Pauline Anderson is Service Director of Learning and Skills at Derby Council and was the former Head of Service for Primary Schools at Sheffield City Council, being responsible for primary standards in all three Key Stages across the city. She currently leads 3 teams of improvement professionals. She is also Chair of the New Arrivals (including Roma) Steering Group for the City Wide Learning Body, a cross directorate group seeking to support schools to improve outcomes for pupils. Pauline is also a member of our NTAG.
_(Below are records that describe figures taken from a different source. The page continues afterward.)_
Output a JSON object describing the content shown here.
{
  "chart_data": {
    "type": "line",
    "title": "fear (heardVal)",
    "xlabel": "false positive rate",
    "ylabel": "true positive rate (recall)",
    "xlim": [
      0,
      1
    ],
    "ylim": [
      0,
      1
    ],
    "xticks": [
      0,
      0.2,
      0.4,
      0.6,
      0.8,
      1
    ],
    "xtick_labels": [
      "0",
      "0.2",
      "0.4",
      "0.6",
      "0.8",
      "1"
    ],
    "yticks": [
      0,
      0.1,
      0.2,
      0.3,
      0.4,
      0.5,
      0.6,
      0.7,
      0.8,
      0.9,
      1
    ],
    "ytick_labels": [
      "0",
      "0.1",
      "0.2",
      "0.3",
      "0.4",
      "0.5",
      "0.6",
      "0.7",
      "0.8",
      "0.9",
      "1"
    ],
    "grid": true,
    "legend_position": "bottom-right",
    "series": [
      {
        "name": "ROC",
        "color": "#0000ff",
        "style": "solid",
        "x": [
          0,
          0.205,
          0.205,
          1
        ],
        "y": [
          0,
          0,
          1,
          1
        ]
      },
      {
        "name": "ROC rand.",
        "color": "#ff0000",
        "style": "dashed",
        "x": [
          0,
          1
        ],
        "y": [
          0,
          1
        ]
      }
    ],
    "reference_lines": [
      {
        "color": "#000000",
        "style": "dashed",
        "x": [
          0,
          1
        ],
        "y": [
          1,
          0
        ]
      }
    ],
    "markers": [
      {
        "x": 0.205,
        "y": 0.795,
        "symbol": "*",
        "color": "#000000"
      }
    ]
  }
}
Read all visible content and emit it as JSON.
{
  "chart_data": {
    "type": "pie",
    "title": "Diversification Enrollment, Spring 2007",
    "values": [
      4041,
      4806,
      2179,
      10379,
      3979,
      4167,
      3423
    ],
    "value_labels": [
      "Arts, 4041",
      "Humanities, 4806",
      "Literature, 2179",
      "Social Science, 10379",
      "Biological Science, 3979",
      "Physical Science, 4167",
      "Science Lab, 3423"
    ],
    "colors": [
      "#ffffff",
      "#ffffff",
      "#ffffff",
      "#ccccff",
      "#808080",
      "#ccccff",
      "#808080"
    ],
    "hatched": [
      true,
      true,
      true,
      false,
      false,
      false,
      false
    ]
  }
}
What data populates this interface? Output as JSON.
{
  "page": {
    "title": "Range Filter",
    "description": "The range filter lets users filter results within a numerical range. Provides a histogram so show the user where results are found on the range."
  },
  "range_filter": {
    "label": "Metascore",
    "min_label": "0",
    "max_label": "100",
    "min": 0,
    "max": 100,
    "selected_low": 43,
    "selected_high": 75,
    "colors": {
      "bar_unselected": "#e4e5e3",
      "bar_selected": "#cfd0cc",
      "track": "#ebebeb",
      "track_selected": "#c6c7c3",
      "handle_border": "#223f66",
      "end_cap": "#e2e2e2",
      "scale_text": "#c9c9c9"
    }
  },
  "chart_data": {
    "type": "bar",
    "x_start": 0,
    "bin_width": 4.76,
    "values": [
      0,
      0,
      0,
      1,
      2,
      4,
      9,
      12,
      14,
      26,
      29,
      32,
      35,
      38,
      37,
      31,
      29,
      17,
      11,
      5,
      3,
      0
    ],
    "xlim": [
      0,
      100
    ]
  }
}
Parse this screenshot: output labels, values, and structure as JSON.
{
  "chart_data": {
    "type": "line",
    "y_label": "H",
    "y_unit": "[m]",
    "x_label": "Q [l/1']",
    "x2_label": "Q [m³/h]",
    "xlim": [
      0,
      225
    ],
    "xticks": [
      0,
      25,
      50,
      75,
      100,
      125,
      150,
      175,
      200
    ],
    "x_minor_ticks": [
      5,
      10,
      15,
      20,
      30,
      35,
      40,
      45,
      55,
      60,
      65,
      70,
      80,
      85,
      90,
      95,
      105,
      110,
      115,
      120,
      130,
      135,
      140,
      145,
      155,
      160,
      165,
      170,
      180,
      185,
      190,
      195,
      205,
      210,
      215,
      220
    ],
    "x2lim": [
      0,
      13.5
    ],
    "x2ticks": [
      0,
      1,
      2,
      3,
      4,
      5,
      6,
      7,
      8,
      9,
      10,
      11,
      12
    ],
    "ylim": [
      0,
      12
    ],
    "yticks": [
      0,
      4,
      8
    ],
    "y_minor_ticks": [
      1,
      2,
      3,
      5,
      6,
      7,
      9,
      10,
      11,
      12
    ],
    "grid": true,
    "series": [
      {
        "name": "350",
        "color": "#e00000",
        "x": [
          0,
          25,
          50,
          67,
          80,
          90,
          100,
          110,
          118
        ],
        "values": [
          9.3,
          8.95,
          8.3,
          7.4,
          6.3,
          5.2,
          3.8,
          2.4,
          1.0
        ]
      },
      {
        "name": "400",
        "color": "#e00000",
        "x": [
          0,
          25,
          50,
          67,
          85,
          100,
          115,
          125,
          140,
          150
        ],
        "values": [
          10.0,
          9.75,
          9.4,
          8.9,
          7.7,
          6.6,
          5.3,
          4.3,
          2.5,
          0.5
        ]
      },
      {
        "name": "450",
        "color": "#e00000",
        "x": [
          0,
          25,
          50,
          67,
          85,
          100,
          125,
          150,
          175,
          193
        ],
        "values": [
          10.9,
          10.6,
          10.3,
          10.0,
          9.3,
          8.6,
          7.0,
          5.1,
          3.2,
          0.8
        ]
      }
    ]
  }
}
 Chrissie Browne is the Gypsy, Roma and Traveller Student Lead in the widening participation Department at Kings College London. “When I was at school I didn’t feel like I fit in, I didn’t feel like education, or further education was for me, and I certainly didn’t think that teachers or schools were on my side. So it was as much a surprise to me as anyone when I decided to go back to school at 27 and study for a degree in Nutrition at King’s College London. When I got there, I got involved in ‘widening participation’. I started to rocker a lot more about my upbringing because I saw that the barriers I faced, and the feelings I felt were like those of other groups that King’s was working with. I approached the WP team and asked if we could give it a go to work with Traveller communities. They said yes and the ‘RomBelong’ programme was born. I still can’t wait to work in the NHS being a dietitian, but equally I can’t wait to see this work move forward and make sure as many people as possible get the opportunities that I have had.”

Nick Radu is a Kalderash Rom who qualified as a teacher in his native Romania and has worked as a education consultant and mentor in a number of East London schools. He continues to support schools and hospitals in his home city of Caracal where he collaborated with Jake Bowers to create videos of Roma kids playing football in the run-up to the 2018 World Cup. The donation from Coca-Cola helped replace a roof on a large building where many Roma families live. He has also organised improvements to school facilities and donations of shoes and whiteboards from UK schools.